Hola amigos, necesito armar éste circuito http://www.pablin.com.ar/electron/circuito/varios/cooler/index.htm pero no sé qué transistor debería llevar.
El cooler que voy a usar es de 12v 300mA.
Agradezco cualquier data.
Saludos!


----------



## Francisco Valdez (Jun 11, 2007)

Que tal DJ-AS ahi en el link que presentas indica el tipo de transistor que debes usar, la capacidad del transistor esta determinada por el motor. Busca en un libro de características de componentes diferentes FET, y ubica uno que soporte la cantidad de corriente que quieres manejar, el voltaje, velocidad de conmutado, etc...

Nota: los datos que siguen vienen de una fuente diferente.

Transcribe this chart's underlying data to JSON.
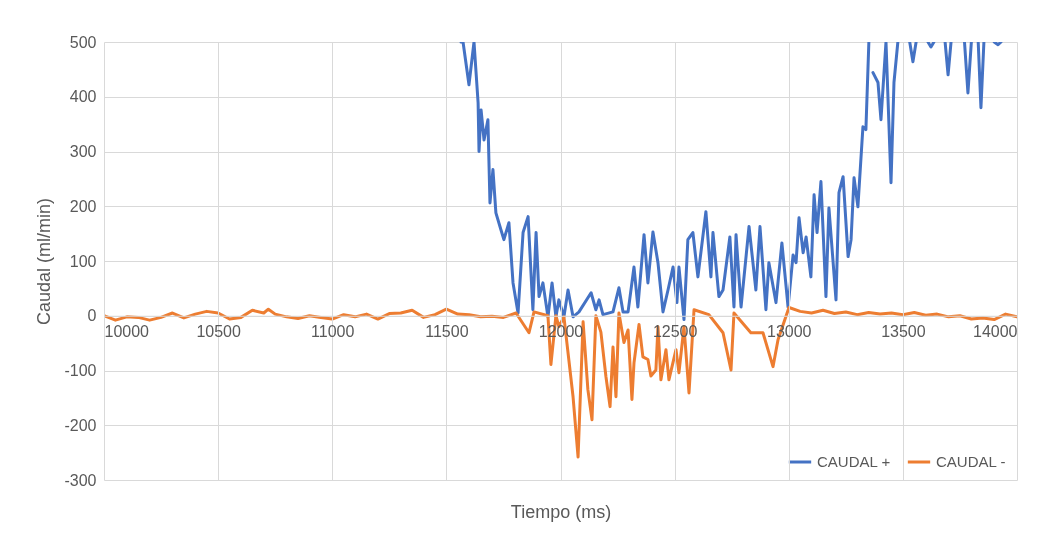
{
  "chart_data": {
    "type": "line",
    "xlabel": "Tiempo (ms)",
    "ylabel": "Caudal (ml/min)",
    "xlim": [
      10000,
      14000
    ],
    "xticks": [
      10000,
      10500,
      11000,
      11500,
      12000,
      12500,
      13000,
      13500,
      14000
    ],
    "ylim": [
      -300,
      500
    ],
    "yticks": [
      -300,
      -200,
      -100,
      0,
      100,
      200,
      300,
      400,
      500
    ],
    "grid": true,
    "legend": "bottom right",
    "marker": "none",
    "line_style": "solid",
    "series": [
      {
        "name": "CAUDAL +",
        "color": "#4472c4",
        "x": [
          11564,
          11573,
          11599,
          11621,
          11639,
          11643,
          11652,
          11665,
          11682,
          11691,
          11704,
          11717,
          11739,
          11752,
          11774,
          11792,
          11814,
          11836,
          11858,
          11879,
          11893,
          11906,
          11923,
          11945,
          11963,
          11980,
          11993,
          12015,
          12033,
          12055,
          12081,
          12134,
          12155,
          12169,
          12186,
          12230,
          12256,
          12274,
          12296,
          12322,
          12339,
          12366,
          12383,
          12405,
          12427,
          12449,
          12471,
          12493,
          12510,
          12519,
          12541,
          12558,
          12580,
          12602,
          12637,
          12659,
          12668,
          12694,
          12712,
          12742,
          12760,
          12769,
          12791,
          12826,
          12856,
          12874,
          12900,
          12913,
          12944,
          12970,
          12997,
          13019,
          13032,
          13045,
          13063,
          13076,
          13097,
          13111,
          13124,
          13141,
          13163,
          13176,
          13207,
          13220,
          13238,
          13260,
          13273,
          13286,
          13303,
          13325,
          13338,
          13351,
          13360,
          13369,
          13391,
          13404,
          13426,
          13448,
          13461,
          13478,
          13510,
          13530,
          13544,
          13558,
          13590,
          13610,
          13623,
          13636,
          13660,
          13685,
          13698,
          13711,
          13740,
          13770,
          13785,
          13800,
          13820,
          13830,
          13842,
          13855,
          13880,
          13900,
          13917,
          13930
        ],
        "values": [
          500,
          500,
          422,
          500,
          389,
          300,
          376,
          321,
          358,
          206,
          267,
          188,
          157,
          139,
          170,
          60,
          5,
          152,
          181,
          11,
          152,
          35,
          60,
          -2,
          60,
          -2,
          29,
          -2,
          47,
          -2,
          7,
          42,
          11,
          29,
          2,
          7,
          51,
          7,
          7,
          89,
          16,
          148,
          60,
          153,
          97,
          7,
          47,
          89,
          24,
          89,
          -7,
          139,
          152,
          71,
          190,
          71,
          152,
          35,
          47,
          144,
          16,
          148,
          16,
          163,
          47,
          163,
          11,
          97,
          24,
          133,
          16,
          111,
          97,
          179,
          115,
          144,
          71,
          221,
          152,
          245,
          35,
          197,
          29,
          225,
          254,
          108,
          139,
          252,
          199,
          345,
          340,
          500,
          null,
          444,
          426,
          358,
          500,
          243,
          426,
          500,
          null,
          500,
          464,
          500,
          null,
          500,
          491,
          500,
          null,
          500,
          440,
          500,
          null,
          500,
          407,
          500,
          null,
          500,
          380,
          500,
          null,
          500,
          495,
          500
        ]
      },
      {
        "name": "CAUDAL -",
        "color": "#ed7d31",
        "x": [
          10000,
          10050,
          10100,
          10150,
          10200,
          10250,
          10300,
          10350,
          10400,
          10450,
          10500,
          10550,
          10600,
          10650,
          10700,
          10720,
          10750,
          10800,
          10850,
          10900,
          10950,
          11000,
          11050,
          11100,
          11150,
          11200,
          11250,
          11300,
          11350,
          11400,
          11450,
          11500,
          11550,
          11600,
          11650,
          11700,
          11750,
          11805,
          11862,
          11884,
          11945,
          11958,
          11980,
          11993,
          12015,
          12055,
          12077,
          12099,
          12120,
          12138,
          12155,
          12177,
          12199,
          12217,
          12230,
          12243,
          12256,
          12278,
          12296,
          12313,
          12322,
          12344,
          12361,
          12383,
          12396,
          12418,
          12427,
          12440,
          12462,
          12475,
          12506,
          12519,
          12541,
          12563,
          12585,
          12650,
          12712,
          12747,
          12760,
          12834,
          12887,
          12931,
          12953,
          13001,
          13050,
          13100,
          13150,
          13200,
          13250,
          13300,
          13350,
          13400,
          13450,
          13500,
          13550,
          13600,
          13650,
          13700,
          13750,
          13800,
          13850,
          13900,
          13950,
          14000
        ],
        "values": [
          0,
          -8,
          -2,
          -3,
          -8,
          -3,
          5,
          -4,
          3,
          8,
          5,
          -6,
          -3,
          10,
          5,
          12,
          3,
          -2,
          -5,
          0,
          -3,
          -6,
          2,
          -2,
          3,
          -6,
          4,
          5,
          10,
          -3,
          2,
          12,
          3,
          2,
          -2,
          -1,
          -3,
          5,
          -31,
          7,
          0,
          -89,
          0,
          -20,
          -2,
          -148,
          -258,
          -11,
          -135,
          -190,
          0,
          -30,
          -111,
          -166,
          -57,
          -148,
          5,
          -49,
          -26,
          -153,
          -86,
          -16,
          -75,
          -80,
          -110,
          -99,
          -20,
          -117,
          -62,
          -117,
          -62,
          -104,
          -20,
          -141,
          11,
          2,
          -31,
          -99,
          5,
          -31,
          -31,
          -93,
          -44,
          15,
          8,
          5,
          10,
          4,
          7,
          2,
          6,
          3,
          5,
          2,
          6,
          1,
          3,
          -2,
          0,
          -6,
          -4,
          -7,
          3,
          -2
        ]
      }
    ]
  }
}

A como veo la aplicación y el ventilador que vas a usar puedes usar hasta un tip31, solo fijate en la hoja de datos del LM56 las caracteristicas de la salida, para acoplarlo


----------



## martinorzan (Ago 27, 2009)

Yo no te aconsejaria armar este circuito, por que es raro el integrado,
fijate este..  http://www.yoreparo.com/foros/files/termostato_160.jpg
o este


----------



## Fogonazo (Ago 29, 2009)

Otra   opción   :


----------



## cardozo (Feb 17, 2011)

justo estaba pensando ponerle este circuito de plaquetodo a la potencia que estoy armando para que las turbinas de ventilacion de los 2N3055 solo anden cuando calientan y no cuando estan frios porque cuando la uso en volumen bajo el ruido de las dos turbinas molesta bastante, ahora mi duda es que elemento se usa exactamente para tomar la temperatura de los Transistores y conectarlo al circuito? muchas gracias


----------



## opli (Feb 17, 2011)

Una opción bastante buena es este circuito:
http://www.soloelectronica.net/control%20temperatura.htm
porque está diseñado para semiconductores y los componentes son muy comunes.
saludos opli


----------



## cardozo (Feb 17, 2011)

pero que lujo Sr. muchas gracias !


----------



## fliadepepo (May 28, 2011)

hola! les cuento que he probado el circuito de plaquetodo en protoboard y funciona a la perfección y ahora me pregunto si alguno tiene el diseño del circuito impreso y lo podria publicar... desde ya muchisimas gracias


----------



## Nick1739 (Ene 7, 2015)

Hola, estoy interesado en el link del tema (http://www.pablin.com.ar/electron/circuito/varios/cooler/index.htm), lo único es que no entiendo los iconos de la "M" y el otro que está arriba, si me podrían explicar por favor. 

Saludos!


----------



## armandolopezmx (Ene 8, 2015)

La m significa motor, que puede ser el del ventilador. 
La b es la alimentacion para el motor.


----------